STARA is Halldór Smárason’s debut album. It was recorded in Halldór’s hometown of I?safjo?rður, in the Westfjords region in the northwestern part of Iceland. Featuring works from different stages in the composer’s life, ranging from his student years in New York to this day as a family man and freelance composer, STARA shows Halldór’s development of a characteristic style and unique sense of narrative. All the works on the album are inspired by personal experiences and are often dedicated to people close to the composer himself. STARA features Halldór’s three string quartets: draw + play, Stara, and BLAKTA; the guitar solo piece Skúlptúr 1; and the chamber works _a_at_na and stop breathing. Halldór’s music has been described as atmospheric yet aggressive, characterized by a simmering energy just beneath the surface that erupts from time to time. His compositional voice is highly original and personal. In each composition, Halldór strives for a distinct approach, which is guided by the specifics of the composition (the occasions, the space, the instruments, the performer, etc.). As a result, his sonic repertoire is extremely rich. He often includes extra-musical and music-theatrical aspects, which create highly distinct artistic experiences. Additionally, Halldór has been acknowledged for high attention to detail in regard to sound and notation. STARA is intended to be an insightful portrait of the composer, introducing Halldór’s poetic sonic world.

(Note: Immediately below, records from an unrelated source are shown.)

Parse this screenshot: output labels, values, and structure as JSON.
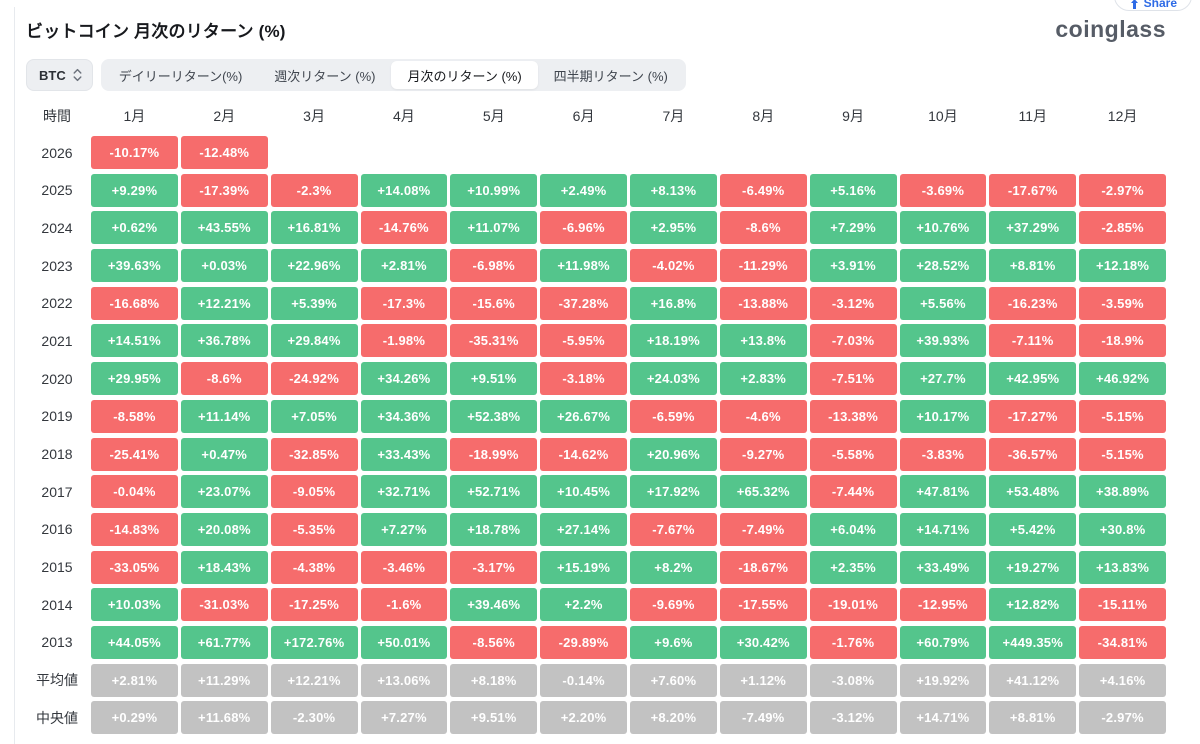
{
  "header": {
    "title": "ビットコイン 月次のリターン (%)",
    "logo": "coinglass",
    "share_label": "Share"
  },
  "controls": {
    "coin_select": {
      "value": "BTC"
    },
    "tabs": [
      {
        "label": "デイリーリターン(%)",
        "active": false
      },
      {
        "label": "週次リターン (%)",
        "active": false
      },
      {
        "label": "月次のリターン (%)",
        "active": true
      },
      {
        "label": "四半期リターン (%)",
        "active": false
      }
    ]
  },
  "colors": {
    "positive": "#54c58c",
    "negative": "#f66c6c",
    "summary": "#c2c2c2"
  },
  "chart_data": {
    "type": "heatmap",
    "title": "ビットコイン 月次のリターン (%)",
    "row_header": "時間",
    "columns": [
      "1月",
      "2月",
      "3月",
      "4月",
      "5月",
      "6月",
      "7月",
      "8月",
      "9月",
      "10月",
      "11月",
      "12月"
    ],
    "rows": [
      {
        "label": "2026",
        "type": "year",
        "values": [
          "-10.17%",
          "-12.48%",
          "",
          "",
          "",
          "",
          "",
          "",
          "",
          "",
          "",
          ""
        ]
      },
      {
        "label": "2025",
        "type": "year",
        "values": [
          "+9.29%",
          "-17.39%",
          "-2.3%",
          "+14.08%",
          "+10.99%",
          "+2.49%",
          "+8.13%",
          "-6.49%",
          "+5.16%",
          "-3.69%",
          "-17.67%",
          "-2.97%"
        ]
      },
      {
        "label": "2024",
        "type": "year",
        "values": [
          "+0.62%",
          "+43.55%",
          "+16.81%",
          "-14.76%",
          "+11.07%",
          "-6.96%",
          "+2.95%",
          "-8.6%",
          "+7.29%",
          "+10.76%",
          "+37.29%",
          "-2.85%"
        ]
      },
      {
        "label": "2023",
        "type": "year",
        "values": [
          "+39.63%",
          "+0.03%",
          "+22.96%",
          "+2.81%",
          "-6.98%",
          "+11.98%",
          "-4.02%",
          "-11.29%",
          "+3.91%",
          "+28.52%",
          "+8.81%",
          "+12.18%"
        ]
      },
      {
        "label": "2022",
        "type": "year",
        "values": [
          "-16.68%",
          "+12.21%",
          "+5.39%",
          "-17.3%",
          "-15.6%",
          "-37.28%",
          "+16.8%",
          "-13.88%",
          "-3.12%",
          "+5.56%",
          "-16.23%",
          "-3.59%"
        ]
      },
      {
        "label": "2021",
        "type": "year",
        "values": [
          "+14.51%",
          "+36.78%",
          "+29.84%",
          "-1.98%",
          "-35.31%",
          "-5.95%",
          "+18.19%",
          "+13.8%",
          "-7.03%",
          "+39.93%",
          "-7.11%",
          "-18.9%"
        ]
      },
      {
        "label": "2020",
        "type": "year",
        "values": [
          "+29.95%",
          "-8.6%",
          "-24.92%",
          "+34.26%",
          "+9.51%",
          "-3.18%",
          "+24.03%",
          "+2.83%",
          "-7.51%",
          "+27.7%",
          "+42.95%",
          "+46.92%"
        ]
      },
      {
        "label": "2019",
        "type": "year",
        "values": [
          "-8.58%",
          "+11.14%",
          "+7.05%",
          "+34.36%",
          "+52.38%",
          "+26.67%",
          "-6.59%",
          "-4.6%",
          "-13.38%",
          "+10.17%",
          "-17.27%",
          "-5.15%"
        ]
      },
      {
        "label": "2018",
        "type": "year",
        "values": [
          "-25.41%",
          "+0.47%",
          "-32.85%",
          "+33.43%",
          "-18.99%",
          "-14.62%",
          "+20.96%",
          "-9.27%",
          "-5.58%",
          "-3.83%",
          "-36.57%",
          "-5.15%"
        ]
      },
      {
        "label": "2017",
        "type": "year",
        "values": [
          "-0.04%",
          "+23.07%",
          "-9.05%",
          "+32.71%",
          "+52.71%",
          "+10.45%",
          "+17.92%",
          "+65.32%",
          "-7.44%",
          "+47.81%",
          "+53.48%",
          "+38.89%"
        ]
      },
      {
        "label": "2016",
        "type": "year",
        "values": [
          "-14.83%",
          "+20.08%",
          "-5.35%",
          "+7.27%",
          "+18.78%",
          "+27.14%",
          "-7.67%",
          "-7.49%",
          "+6.04%",
          "+14.71%",
          "+5.42%",
          "+30.8%"
        ]
      },
      {
        "label": "2015",
        "type": "year",
        "values": [
          "-33.05%",
          "+18.43%",
          "-4.38%",
          "-3.46%",
          "-3.17%",
          "+15.19%",
          "+8.2%",
          "-18.67%",
          "+2.35%",
          "+33.49%",
          "+19.27%",
          "+13.83%"
        ]
      },
      {
        "label": "2014",
        "type": "year",
        "values": [
          "+10.03%",
          "-31.03%",
          "-17.25%",
          "-1.6%",
          "+39.46%",
          "+2.2%",
          "-9.69%",
          "-17.55%",
          "-19.01%",
          "-12.95%",
          "+12.82%",
          "-15.11%"
        ]
      },
      {
        "label": "2013",
        "type": "year",
        "values": [
          "+44.05%",
          "+61.77%",
          "+172.76%",
          "+50.01%",
          "-8.56%",
          "-29.89%",
          "+9.6%",
          "+30.42%",
          "-1.76%",
          "+60.79%",
          "+449.35%",
          "-34.81%"
        ]
      },
      {
        "label": "平均値",
        "type": "summary",
        "values": [
          "+2.81%",
          "+11.29%",
          "+12.21%",
          "+13.06%",
          "+8.18%",
          "-0.14%",
          "+7.60%",
          "+1.12%",
          "-3.08%",
          "+19.92%",
          "+41.12%",
          "+4.16%"
        ]
      },
      {
        "label": "中央値",
        "type": "summary",
        "values": [
          "+0.29%",
          "+11.68%",
          "-2.30%",
          "+7.27%",
          "+9.51%",
          "+2.20%",
          "+8.20%",
          "-7.49%",
          "-3.12%",
          "+14.71%",
          "+8.81%",
          "-2.97%"
        ]
      }
    ]
  }
}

The disc includes three string quartets, two mixed chamber works, and Skúlptúr 1 for solo guitar and electronics performed by Gulli Björnsson. The quartet Stara, commissioned by the Siggi quartet and the earliest work on the disc, dates from 2012 during Smárason’s American studies. It is inspired by the accordion and the title is extracted from an old Icelandic word for the instrument. I find it intriguing how the composer uses the string instruments to replicate the sounds of distinctive extended contemporary accordion techniques. BLAKTA, the third quartet, is the most recent piece on the album. It was commissioned to celebrate Iceland’s 100 years as a sovereign state and depicts a flag fluttering in various weather conditions, characterized by distinctive vibratos of different speed and density. Very atmospheric.
For the mixed ensemble works stop breathing and the intriguingly titled _a_at_na the quartet enlists the help of “Friends” Emilía Rós Sigfúsdóttir (bass flute), Geirþrúður Ása Guðjónsdóttir (violin), Helga Björg Arnardóttir (clarinet) and Tinna Thorsteinsdóttir (piano), as required. The latter piece is based on the composer’s personal struggle with anxiety, and the title is a puzzle requiring the Icelandic word for anxiety to solve. Even the stage setup is affected by this very personal subject, with the piano isolated in the middle of the audience and the rest of the performers spread around the periphery. The angst certainly comes through convincingly, completing a very personal portrait of an important new voice.